In this work, we address the problem of visual scene recognition in movies by first automatically curating a new and extensive movie-centric taxonomy.
Instead of manual annotations which can be expensive, we use CLIP to weakly label 1.12 million shots from 32K movie clips based on our proposed taxonomy.
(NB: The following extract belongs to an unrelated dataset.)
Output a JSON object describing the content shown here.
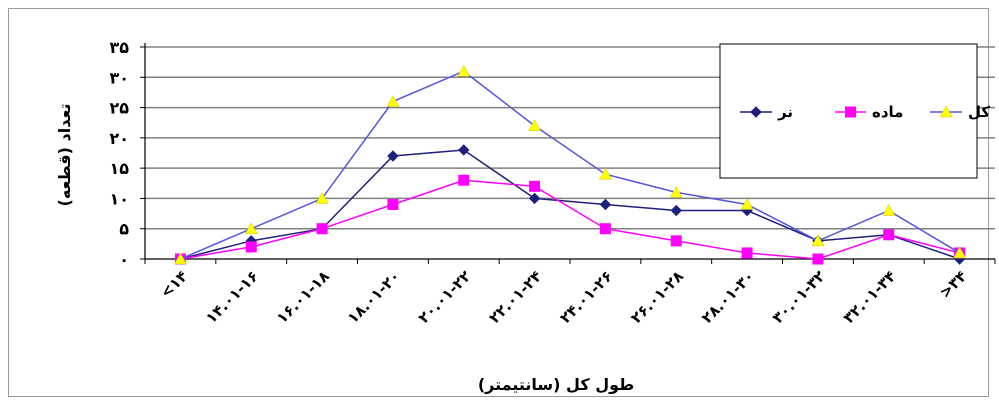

- Score: 38.90153620199725
- License: http://creativecommons.org/licenses/by/4.0/
- Abstract: Longform media such as movies have complex narrative structures, with events
spanning a rich variety of ambient visual scenes. Domain specific challenges
associated with visual scenes in movies include transitions, person coverage,
and a wide array of real-life and fictional scenarios. Existing visual scene
datasets in movies have limited taxonomies and don't consider the visual scene
transition within movie clips. In this work, we address the problem of visual
scene recognition in movies by first automatically curating a new and extensive
movie-centric taxonomy of 179 scene labels derived from movie scripts and
auxiliary web-based video datasets. Instead of manual annotations which can be
expensive, we use CLIP to weakly label 1.12 million shots from 32K movie clips
based on our proposed taxonomy. We provide baseline visual models trained on
the weakly labeled dataset called MovieCLIP and evaluate them on an independent
dataset verified by human raters. We show that leveraging features from models
pretrained on MovieCLIP benefits downstream tasks such as multi-label scene and
genre classification of web videos and movie trailers.